Que un mediocre como el señor Rajoy se vanaglorie de la caída y hundimiento de los salarios en nuestra querida España es un ejemplo de ello. Exactamente igual que cuando su antecesor en el cargo, el vacuo Rodríguez Zapatero, elogiaba la fortaleza de nuestro sistema bancario. Ya ni les comento las necedades del la inefable Fátima Bañez sobre nuestro mercado laboral. El problema no son ellos, son aquellos economistas que les asesoran y les enseñan economía en tres clases. Todos esos asesores comparten un denominador común, haberse formado bajo la ortodoxia neoclásica dominante. Una de dos o empezamos a exigir un cambio radical en los planes de estudio de economía y empresa, o al final los economistas seremos percibidos como los nuevos bufones de la corte. Pero vayamos por partes.
Crisis de visión del pensamiento económico
La actual crisis económica y financiera ha puesto de manifiesto el vacío intelectual y el escaso soporte empírico de la mayoría de las teorías macroeconómicas y microeconómicas que se enseñan en las Facultades de Ciencias Económicas y Empresariales de medio mundo. La crisis en cuestión es consecuencia de la ausencia de una visión, de un conjunto de aquellos conceptos políticos y sociales compartidos, de los que depende, en última instancia, la economía. A la decadencia de la perspectiva económica le han seguido diversas tendencias cuyo denominador común era una impecable elegancia a la hora de exponer los términos, acompañada de una absoluta inoperancia en su aplicación práctica.
Es necesario impulsar el nuevo pensamiento económico que está emergiendo de manera silenciosa, y que en última instancia trata de encontrar el paradigma perdido. Ello implica por un lado, un replanteamiento de la teoría y política económica, que permita una anticipación económica y política. Por otro, una revisión de las finanzas y del dinero, ya que la teoría financiera y monetaria moderna se construyó a partir de presupuestos metodológicos e hipótesis falsas. Además hay que introducir los efectos desestabilizadores del apalancamiento o endeudamiento masivo de los sectores privados. Finalmente se necesita una nueva explicación sobre el papel de la empresa y la gestión de las organizaciones. Para ello hay que dar a conocer los nuevos registros empíricos sobre el comportamiento de las empresas.

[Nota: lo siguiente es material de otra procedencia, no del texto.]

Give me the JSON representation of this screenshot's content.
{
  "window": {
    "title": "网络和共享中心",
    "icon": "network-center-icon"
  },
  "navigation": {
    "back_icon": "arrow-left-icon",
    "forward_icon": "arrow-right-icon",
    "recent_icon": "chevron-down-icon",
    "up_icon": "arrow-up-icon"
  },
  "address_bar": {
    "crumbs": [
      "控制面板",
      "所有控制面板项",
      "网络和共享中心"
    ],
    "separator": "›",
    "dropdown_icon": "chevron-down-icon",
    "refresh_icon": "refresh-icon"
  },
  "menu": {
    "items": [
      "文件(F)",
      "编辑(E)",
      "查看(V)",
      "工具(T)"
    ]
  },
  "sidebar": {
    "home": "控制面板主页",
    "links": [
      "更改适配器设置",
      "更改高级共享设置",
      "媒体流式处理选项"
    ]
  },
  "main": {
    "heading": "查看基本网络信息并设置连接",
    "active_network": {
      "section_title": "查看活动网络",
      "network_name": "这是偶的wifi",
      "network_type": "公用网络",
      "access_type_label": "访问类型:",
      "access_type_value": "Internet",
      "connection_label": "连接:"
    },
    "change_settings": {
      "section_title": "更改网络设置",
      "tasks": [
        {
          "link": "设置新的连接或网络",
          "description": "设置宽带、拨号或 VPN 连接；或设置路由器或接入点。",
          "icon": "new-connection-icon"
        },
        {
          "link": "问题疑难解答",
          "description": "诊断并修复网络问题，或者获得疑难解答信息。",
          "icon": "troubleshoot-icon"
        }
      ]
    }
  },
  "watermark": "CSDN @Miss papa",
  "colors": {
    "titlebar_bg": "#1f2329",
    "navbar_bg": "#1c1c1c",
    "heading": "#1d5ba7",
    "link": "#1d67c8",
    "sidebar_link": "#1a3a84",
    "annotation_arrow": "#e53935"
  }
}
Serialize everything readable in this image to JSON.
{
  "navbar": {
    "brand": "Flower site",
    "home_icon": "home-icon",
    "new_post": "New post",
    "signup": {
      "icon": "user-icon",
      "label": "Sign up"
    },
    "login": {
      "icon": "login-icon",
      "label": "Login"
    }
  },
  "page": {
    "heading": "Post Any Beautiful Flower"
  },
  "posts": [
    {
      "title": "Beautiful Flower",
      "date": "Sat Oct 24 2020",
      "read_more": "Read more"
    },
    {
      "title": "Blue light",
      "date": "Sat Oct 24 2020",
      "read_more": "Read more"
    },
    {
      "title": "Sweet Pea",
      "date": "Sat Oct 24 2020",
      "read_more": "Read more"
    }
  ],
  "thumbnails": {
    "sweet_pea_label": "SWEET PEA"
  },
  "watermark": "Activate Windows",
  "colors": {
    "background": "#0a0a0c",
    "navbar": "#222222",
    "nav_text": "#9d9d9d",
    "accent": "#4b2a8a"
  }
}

Ya no vale con un mero lavado de cara
El ritmo de deterioro económico y social es brutal, no solo en nuestro país sino también en las principales áreas geográficas. Les adjunto un artículo muy reciente relativo al incremento de la pobreza en Reino Unido. ¡Escandaloso! La mezcla de políticas económicas auspiciadas por la ortodoxia académica ha fracasado. Se propuso para salir de la crisis una combinación de política fiscal restrictiva, política monetaria expansiva (ampliación de los balances de la FED o del BCE), y deflación salarial, bajo una serie de hipótesis que han resultado ser falsas. Se ha hecho un diagnostico erróneo de lo que está pasando en el mundo. Como consecuencia, las recetas económicas no tienen el impacto deseado, y, como corolario, acaban generando pobreza, miseria, aumentando las desigualdades sociales. Como me recalca siempre un buen amigo, cada día esto se parece más a los "Juegos del Hambre".
Desde la llegada al poder de los neoconservadores Ronald Reagan y Margaret Thatcher se quiso recomponer el reparto de la tarta y de aquellos lodos, estas deudas. Había que desregular la actividad bancaria, había que facilitar el apalancamiento y la toma de riesgos sin control. El resultado ya lo conocemos, balances privados quebrados, la mayor acumulación de deuda de la historia, un sistema bancario occidental insolvente, pobreza, miseria. ¿Seguimos?
Por lo tanto, el objetivo ya no es adoptar modelos neoclásicos ortodoxos con fundamentos criticables y añadirles algunos supuestos cargados de realismo. Literalmente hay que tirarlos a la basura. Es necesario presentar y dar a conocer una alternativa que contradiga abiertamente los principales preceptos de la teoría neoclásica que inunda la mayoría de los análisis y que se publica sin rubor en los medios de comunicación masivos sin tan siquiera validar las hipótesis bajo los que se fundamentan.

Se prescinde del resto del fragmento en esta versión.